Im Vordergrund von „Hercules“ stehen genreangemessen die beeindruckend in Szene gesetzten Schlachten. Während sich im historisch angehauchten Blockbusterkino mittlerweile viele Sequenzen in Choreographie, Ausführung und Kameraarbeit ähneln und sich mit der Zeit eine massentaugliche Inszenierung im „Herr der Ringe“-Stil bewährt hat, schlägt Brett Ratner neue Töne an. Kameramann Dante Spinotti („Die Chroniken von Narnia – Die Reise auf der Morgenröte“) behält jederzeit die Übersicht, liefert hier und da Einblicke aus der Vogelperspektive und legt das Hauptaugenmerk auf die Vielfalt unterschiedlicher Kampfstrategien. Damit hebt „Hercules“ gekonnt verschiedene Techniken hervor und lässt das Publikum direkt an den Kriegsplanungen teilhaben. Der Zuschauer behält den Überblick über das Geschehen, die Action reißt mit und es ergibt sich nach und nach ein Gefühl über Erfolg und Misserfolg im Schlachtengetümmel.
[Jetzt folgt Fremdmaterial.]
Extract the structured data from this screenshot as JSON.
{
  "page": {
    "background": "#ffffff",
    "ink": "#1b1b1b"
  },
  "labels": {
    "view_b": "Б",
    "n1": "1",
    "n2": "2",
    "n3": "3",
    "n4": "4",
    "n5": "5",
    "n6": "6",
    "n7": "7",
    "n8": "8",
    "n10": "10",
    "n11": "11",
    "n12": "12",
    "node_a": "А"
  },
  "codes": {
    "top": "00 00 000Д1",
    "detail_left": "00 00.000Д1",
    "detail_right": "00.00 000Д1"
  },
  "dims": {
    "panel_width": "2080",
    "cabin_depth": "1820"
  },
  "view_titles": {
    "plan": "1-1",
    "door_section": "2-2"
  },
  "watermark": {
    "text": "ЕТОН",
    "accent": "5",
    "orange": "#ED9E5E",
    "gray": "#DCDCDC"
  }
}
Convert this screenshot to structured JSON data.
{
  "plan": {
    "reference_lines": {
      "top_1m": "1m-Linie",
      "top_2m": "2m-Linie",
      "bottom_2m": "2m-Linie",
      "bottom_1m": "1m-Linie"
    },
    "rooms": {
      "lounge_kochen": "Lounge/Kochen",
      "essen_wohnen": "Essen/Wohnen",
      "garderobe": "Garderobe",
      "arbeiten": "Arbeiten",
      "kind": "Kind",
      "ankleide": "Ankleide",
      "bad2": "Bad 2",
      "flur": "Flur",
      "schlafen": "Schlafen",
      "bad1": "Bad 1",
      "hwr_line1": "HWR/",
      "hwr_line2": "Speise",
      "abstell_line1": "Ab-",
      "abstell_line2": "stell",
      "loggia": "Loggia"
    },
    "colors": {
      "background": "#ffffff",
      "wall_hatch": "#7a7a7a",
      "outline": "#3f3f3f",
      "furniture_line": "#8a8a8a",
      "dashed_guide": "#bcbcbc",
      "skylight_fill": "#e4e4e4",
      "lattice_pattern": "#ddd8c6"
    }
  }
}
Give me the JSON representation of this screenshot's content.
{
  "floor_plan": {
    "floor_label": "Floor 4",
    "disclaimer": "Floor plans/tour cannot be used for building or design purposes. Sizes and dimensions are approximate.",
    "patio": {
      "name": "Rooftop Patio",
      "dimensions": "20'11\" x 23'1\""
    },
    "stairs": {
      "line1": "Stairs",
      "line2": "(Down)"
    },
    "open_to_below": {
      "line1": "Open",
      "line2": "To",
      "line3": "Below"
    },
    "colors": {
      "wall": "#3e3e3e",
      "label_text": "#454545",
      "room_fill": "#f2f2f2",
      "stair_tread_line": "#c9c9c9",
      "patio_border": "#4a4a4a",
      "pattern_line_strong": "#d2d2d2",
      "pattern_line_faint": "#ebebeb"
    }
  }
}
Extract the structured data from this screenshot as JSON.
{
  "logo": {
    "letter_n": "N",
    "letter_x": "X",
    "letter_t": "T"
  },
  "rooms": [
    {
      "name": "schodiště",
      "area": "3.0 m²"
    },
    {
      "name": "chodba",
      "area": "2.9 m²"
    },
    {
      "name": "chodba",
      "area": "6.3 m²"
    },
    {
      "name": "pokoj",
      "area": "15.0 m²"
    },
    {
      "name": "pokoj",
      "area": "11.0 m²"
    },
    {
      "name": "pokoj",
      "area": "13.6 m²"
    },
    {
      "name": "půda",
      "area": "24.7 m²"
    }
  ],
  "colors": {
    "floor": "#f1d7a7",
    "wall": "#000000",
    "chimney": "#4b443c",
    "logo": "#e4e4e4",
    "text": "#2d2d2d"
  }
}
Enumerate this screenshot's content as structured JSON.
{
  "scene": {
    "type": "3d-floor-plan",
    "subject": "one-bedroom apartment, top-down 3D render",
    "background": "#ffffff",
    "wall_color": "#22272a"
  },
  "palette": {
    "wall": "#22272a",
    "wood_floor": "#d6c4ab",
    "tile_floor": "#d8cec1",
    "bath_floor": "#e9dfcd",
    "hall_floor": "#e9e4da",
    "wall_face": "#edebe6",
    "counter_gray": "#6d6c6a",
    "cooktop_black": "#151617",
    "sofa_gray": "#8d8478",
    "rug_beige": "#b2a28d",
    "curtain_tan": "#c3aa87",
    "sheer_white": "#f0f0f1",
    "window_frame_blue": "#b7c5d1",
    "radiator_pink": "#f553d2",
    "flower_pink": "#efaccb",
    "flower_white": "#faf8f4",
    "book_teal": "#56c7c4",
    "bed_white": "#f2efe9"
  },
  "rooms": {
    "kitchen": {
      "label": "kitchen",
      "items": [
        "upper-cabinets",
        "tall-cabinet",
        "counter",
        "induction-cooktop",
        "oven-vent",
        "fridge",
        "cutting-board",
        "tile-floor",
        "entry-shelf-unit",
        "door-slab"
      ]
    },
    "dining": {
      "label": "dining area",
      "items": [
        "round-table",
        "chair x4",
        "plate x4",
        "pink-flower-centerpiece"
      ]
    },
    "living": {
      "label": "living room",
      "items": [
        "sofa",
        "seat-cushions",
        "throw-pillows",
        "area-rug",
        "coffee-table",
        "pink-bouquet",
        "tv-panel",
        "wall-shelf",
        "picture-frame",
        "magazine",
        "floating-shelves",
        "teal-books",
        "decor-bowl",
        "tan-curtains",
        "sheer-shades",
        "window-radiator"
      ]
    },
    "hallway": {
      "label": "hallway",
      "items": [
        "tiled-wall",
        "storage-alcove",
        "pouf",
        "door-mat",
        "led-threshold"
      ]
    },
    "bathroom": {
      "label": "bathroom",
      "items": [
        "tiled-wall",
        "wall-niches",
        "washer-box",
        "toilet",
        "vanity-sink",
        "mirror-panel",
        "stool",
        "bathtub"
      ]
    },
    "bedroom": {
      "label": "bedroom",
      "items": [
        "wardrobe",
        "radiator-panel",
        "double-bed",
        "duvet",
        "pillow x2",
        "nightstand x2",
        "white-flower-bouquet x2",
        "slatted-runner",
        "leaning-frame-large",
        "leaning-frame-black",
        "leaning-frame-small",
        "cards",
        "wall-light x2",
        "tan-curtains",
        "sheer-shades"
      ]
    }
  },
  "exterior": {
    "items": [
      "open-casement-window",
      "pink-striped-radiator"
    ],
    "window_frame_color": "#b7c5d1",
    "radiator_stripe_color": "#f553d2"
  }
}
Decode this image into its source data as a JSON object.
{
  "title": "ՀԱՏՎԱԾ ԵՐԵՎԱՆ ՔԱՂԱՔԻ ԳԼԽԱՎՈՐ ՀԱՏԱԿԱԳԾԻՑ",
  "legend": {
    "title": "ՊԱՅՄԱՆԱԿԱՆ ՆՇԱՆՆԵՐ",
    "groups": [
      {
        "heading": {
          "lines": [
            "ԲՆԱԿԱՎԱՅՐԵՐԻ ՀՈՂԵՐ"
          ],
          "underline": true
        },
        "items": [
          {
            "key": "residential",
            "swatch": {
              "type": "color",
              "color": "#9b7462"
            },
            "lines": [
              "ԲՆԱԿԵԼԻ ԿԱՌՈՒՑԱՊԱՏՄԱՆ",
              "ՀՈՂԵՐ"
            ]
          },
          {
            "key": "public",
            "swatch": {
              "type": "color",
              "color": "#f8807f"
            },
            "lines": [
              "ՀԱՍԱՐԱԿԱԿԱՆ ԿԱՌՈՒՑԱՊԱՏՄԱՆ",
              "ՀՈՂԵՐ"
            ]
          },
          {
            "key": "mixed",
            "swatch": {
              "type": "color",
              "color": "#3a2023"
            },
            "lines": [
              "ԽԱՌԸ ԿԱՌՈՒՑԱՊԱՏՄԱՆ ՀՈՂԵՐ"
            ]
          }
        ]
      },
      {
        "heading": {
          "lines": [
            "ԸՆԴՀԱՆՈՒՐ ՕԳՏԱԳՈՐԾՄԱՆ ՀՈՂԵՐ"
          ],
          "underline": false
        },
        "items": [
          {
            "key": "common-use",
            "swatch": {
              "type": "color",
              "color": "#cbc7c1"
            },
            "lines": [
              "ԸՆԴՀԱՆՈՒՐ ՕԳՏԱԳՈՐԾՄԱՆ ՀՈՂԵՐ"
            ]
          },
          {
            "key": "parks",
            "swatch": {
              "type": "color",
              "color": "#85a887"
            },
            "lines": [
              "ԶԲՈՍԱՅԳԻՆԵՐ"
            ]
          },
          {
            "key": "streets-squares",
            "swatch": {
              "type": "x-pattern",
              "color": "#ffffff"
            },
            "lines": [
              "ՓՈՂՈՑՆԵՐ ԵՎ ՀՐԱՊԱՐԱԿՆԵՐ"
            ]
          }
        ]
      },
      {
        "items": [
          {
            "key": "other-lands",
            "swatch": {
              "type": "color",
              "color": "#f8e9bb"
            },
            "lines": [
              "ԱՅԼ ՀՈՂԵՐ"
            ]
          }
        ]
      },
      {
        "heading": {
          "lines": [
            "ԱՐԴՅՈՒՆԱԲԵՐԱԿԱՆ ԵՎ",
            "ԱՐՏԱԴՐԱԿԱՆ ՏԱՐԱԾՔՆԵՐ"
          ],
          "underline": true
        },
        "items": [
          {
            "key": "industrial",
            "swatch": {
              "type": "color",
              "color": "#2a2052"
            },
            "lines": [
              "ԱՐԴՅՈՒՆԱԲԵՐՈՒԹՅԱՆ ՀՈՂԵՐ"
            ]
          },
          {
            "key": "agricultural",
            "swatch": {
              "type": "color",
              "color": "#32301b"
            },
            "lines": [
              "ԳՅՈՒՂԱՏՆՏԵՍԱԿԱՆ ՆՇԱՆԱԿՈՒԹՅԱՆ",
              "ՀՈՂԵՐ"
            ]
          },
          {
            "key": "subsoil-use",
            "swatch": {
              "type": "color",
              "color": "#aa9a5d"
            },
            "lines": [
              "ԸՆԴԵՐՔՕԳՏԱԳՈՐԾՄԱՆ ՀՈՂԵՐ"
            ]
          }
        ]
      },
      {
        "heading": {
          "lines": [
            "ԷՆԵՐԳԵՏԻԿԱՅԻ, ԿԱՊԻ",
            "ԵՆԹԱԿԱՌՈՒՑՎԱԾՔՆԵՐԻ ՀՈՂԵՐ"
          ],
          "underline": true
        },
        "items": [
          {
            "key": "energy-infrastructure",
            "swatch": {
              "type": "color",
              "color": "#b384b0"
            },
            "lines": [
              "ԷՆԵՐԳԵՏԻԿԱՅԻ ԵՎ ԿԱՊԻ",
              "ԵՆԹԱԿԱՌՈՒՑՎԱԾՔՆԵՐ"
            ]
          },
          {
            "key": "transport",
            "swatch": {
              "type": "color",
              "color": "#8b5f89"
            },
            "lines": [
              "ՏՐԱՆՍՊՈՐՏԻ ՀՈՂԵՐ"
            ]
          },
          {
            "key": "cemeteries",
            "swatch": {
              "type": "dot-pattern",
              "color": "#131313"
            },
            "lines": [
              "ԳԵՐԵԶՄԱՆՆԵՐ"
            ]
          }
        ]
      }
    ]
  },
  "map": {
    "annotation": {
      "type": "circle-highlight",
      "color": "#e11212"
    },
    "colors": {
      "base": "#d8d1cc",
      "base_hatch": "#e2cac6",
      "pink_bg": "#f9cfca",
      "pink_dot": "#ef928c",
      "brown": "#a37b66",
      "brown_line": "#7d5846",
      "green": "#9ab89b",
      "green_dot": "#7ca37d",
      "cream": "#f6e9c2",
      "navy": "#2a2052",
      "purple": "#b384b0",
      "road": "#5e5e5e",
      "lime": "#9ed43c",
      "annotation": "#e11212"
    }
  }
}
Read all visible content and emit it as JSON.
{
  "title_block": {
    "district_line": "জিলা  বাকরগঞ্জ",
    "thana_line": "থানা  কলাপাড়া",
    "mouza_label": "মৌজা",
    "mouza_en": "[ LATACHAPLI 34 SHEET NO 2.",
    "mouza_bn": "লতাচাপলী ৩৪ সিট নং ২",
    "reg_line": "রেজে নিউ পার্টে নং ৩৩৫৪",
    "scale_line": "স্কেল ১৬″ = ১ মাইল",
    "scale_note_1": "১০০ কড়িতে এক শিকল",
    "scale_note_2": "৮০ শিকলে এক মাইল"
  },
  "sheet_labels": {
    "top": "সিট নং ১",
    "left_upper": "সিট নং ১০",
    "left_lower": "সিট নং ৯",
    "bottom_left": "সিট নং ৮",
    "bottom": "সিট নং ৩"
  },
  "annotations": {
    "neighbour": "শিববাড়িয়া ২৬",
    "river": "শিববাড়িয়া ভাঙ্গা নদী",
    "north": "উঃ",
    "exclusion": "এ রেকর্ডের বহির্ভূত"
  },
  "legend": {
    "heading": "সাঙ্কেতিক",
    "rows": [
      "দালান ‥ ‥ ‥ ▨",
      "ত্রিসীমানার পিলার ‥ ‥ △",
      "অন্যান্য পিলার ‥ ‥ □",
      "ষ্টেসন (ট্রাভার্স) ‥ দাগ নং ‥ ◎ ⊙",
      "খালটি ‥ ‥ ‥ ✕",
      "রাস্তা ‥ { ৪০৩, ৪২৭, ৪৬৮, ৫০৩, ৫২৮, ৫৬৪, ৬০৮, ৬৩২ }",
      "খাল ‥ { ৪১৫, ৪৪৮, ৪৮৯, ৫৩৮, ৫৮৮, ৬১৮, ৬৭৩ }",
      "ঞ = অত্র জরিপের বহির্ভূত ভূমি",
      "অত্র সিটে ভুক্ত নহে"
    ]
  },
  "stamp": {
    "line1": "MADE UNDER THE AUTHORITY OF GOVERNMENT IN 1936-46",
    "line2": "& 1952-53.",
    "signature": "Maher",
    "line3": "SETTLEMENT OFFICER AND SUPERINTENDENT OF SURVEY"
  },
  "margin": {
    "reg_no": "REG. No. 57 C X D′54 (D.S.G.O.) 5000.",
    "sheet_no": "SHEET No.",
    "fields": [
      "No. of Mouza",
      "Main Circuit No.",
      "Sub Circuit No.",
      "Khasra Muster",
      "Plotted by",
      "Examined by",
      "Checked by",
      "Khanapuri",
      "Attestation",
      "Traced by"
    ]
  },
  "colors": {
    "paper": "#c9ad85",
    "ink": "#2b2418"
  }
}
Längen hat „Hercules“ dadurch so gut wie keine und auch Kritikern des immer eintöniger werdenden Actionkinos dürfte an dieser Stelle der Wind aus den Segeln genommen werden.

Neben Dwayne Johnson ziehen vor allem diverse Hollywood-Schönheiten die Aufmerksamkeit des Publikums auf sich. Beautys wie Rebecca Ferguson („The White Queen“), die Norwegerin Ingrid Bolsø Berdal („Hänsel und Gretel: Hexenjäger“) oder das „Sports Illustrated“-Model Irina Shayk lassen sich jedoch auf ihr Dasein als schmuckes Beiwerk beschränken. Für die Handlung relevant ist ihr Handeln in den seltensten Fällen. Das ist schade, da Brett Ratner seinem Film somit ein wenig den eigentlich so lohnenswerten „Anti-Blockbuster-Stil“ raubt. Auch musikalisch präsentiert sich „Hercules“ mittelmäßiger als das Gesamtprodukt schlussendlich ist; mehr als ein durchschnittlicher Bombastscore ist Fernando Velázquez („Mama“) nicht gelungen. Dafür überzeugen John Hurt („Snowpiercer“) als manischer Bösewicht und „American Horror Story“-Star Joseph Fiennes in der Rolle des mächtigen Königs Eurystheus. Auch dem ausgeglichenen Skript, das zwischen den körperlichen Auseinandersetzungen und der gelungenen Bezugnahme auf diverse griechische Mythen immer wieder Platz für menschlichen Interaktion lässt, ist es zu verdanken, dass es den Darstellern möglich ist, sich zu profilieren. Darüber hinaus setzt auffälliges, aber gelungenes CGI, das überdimensionale Löwen, Zentauren und dreiköpfige Hunde zum Leben erweckt, stimmige Akzente.

Hercules (Dwayne Johnson) und sein Heer aus tapferen Kriegern.

Fazit: Mit „Hercules“ ist der Ratner-Johnson-Kooperation ein bildgewaltiger Actionspaß gelungen, der mit Respekt vor der Vorlage eine zeitgemäße Variante des griechischen Helden kreiert und vor imposanter Kulisse toll choreographierte Schlachten zum Besten gibt, die weitaus dreckiger daherkommen, als man es vom modernen Hollywoodblockbuster gewöhnt ist.

„Hercules“ ist ab dem 4. September bundesweit in den Kinos zu sehen – auch in 3D!